Seems quite similar to what we are talking about. Whatever happened? Did it fail because it didn’t have an upper ontology?
They listed the following are candidate sources for terms to be included into their “merged Reference Ontology” and a few of these (UMLS , CyC) have been mentioned as a base for us too :
· USC/ISI: Pangloss Ontology SENSUS approx. 70,000 terms, general coverage, little detail, taxonomization supports Natural Language applications.
· Princeton: WordNet approx. 70,000 terms, general coverage, little detail, taxonomized on Naive Semantics / Cognitive Science principles.
· CYCorp: Upper portion of CYC ontology approx. 2,500 terms, general coverage, little detail, taxonomized on Naive Semantics / AI principles. Later additions may include more of the 40,000-odd terms currently in CYC.
· EDR: Upper portion of EDR concept ontology approx. 1,000 terms, general coverage, medium detail, taxonomized for Natural Language applications. Later additions may include more of the approx. 400,000 terms in the EDR concept lexicon.
· New Mexico State University: MIKROKOSMOS approx. 4,000 terms, general coverage, detailed, taxonomized for Natural Language applications.
· European Union: EuroWordNetóunder construction; probably approx. 50,000 terms, little detail, taxonomized on Naive Semantics / Cognitive Science principles.
· LXT Inc.: UMLS medical ontology exceeds 50,000 terms, medium detail, taxonomized for medical reasoning applications.
Perhaps some of these should also be on our list if they have “matured”.

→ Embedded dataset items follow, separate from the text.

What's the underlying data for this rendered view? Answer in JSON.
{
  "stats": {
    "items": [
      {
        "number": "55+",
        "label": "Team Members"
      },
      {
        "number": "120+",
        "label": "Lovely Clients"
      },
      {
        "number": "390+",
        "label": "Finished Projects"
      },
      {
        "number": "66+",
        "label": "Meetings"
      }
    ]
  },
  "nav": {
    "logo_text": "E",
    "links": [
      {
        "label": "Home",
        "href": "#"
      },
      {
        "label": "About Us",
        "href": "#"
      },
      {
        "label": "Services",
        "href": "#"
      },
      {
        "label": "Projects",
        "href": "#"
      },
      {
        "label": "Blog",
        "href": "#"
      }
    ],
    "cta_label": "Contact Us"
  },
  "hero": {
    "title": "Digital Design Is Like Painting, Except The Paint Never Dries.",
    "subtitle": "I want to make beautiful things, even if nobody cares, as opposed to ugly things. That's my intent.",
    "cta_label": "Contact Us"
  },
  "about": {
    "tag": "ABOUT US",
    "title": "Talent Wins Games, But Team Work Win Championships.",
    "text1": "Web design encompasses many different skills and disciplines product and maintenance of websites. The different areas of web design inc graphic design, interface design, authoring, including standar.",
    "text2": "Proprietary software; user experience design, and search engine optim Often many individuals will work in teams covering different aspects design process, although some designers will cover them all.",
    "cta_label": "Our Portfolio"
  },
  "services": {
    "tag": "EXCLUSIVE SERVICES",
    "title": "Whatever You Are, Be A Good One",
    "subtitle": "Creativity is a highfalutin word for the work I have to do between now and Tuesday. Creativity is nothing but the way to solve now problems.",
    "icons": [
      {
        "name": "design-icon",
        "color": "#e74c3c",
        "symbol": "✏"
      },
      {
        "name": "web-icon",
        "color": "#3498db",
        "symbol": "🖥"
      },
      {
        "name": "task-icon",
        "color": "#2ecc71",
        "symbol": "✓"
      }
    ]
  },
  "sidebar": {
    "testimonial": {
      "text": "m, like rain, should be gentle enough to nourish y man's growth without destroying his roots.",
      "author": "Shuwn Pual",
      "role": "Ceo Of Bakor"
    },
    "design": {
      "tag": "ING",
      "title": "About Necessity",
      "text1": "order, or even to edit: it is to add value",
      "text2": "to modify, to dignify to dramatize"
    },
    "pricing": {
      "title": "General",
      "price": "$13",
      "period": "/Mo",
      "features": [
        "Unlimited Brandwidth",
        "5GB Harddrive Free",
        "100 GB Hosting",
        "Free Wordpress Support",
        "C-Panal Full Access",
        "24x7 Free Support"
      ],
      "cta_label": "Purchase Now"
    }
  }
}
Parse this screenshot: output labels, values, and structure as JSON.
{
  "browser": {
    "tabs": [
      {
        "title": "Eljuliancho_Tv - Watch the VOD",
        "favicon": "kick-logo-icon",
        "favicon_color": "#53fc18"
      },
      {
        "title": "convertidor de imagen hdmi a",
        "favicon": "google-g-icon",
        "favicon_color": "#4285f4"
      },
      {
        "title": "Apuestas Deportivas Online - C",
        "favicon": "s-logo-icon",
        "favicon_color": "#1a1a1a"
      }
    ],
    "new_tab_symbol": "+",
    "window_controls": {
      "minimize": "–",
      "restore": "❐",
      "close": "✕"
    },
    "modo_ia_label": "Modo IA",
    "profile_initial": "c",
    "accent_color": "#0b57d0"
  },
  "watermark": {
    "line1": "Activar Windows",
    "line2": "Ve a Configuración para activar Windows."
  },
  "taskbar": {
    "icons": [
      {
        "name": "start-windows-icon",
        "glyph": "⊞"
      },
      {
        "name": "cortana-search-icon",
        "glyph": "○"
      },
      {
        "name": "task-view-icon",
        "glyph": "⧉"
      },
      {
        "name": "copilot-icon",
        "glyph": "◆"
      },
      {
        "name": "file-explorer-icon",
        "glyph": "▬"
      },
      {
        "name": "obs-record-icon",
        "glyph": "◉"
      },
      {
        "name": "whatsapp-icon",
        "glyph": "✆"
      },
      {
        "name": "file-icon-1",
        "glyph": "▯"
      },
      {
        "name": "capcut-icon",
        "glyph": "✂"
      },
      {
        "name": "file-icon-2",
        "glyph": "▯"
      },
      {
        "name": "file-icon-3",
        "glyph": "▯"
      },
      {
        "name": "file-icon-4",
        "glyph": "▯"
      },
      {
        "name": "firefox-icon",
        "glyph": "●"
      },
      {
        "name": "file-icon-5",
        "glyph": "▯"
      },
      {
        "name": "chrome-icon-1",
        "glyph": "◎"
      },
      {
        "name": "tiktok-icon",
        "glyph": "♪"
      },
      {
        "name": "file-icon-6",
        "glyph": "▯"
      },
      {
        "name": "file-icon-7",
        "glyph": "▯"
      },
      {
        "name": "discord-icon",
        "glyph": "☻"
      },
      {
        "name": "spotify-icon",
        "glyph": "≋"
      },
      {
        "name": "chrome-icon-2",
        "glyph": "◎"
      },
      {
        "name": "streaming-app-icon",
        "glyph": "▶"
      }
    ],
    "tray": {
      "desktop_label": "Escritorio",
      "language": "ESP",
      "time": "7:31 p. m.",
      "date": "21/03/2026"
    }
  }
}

A last point/issue concerns alignment between our starting sources and how to start on this. Martin Doerr and others did some work reported in “Towards a Core Ontology for Information Integration” and described the comparison and convergence of 2 ontologies using the OntoClean approach. (Guarino, N. and Welty, C., “Evaluating ontological decisions with OntoClean,” Communiations of the ACM, 45 (2), pp. 61-65, 2002,)
This uses analyses of top-level ontological distinctions related to:
1. instantiation versus membership
2. part-of and mereological axioms
5. location and extension
6. co-extension, co-connection
7. unity, singularity and plurality
The claim is that the OntoClean approach “enables: the detection of concept definitions that are lacking in clarity or rigidity; the justification of valid sub-sumption relations; and the detection of invalid sub-sumption declarations. “
Would it be useful to start looking at the match up of some of our “seed” ontologies in this way?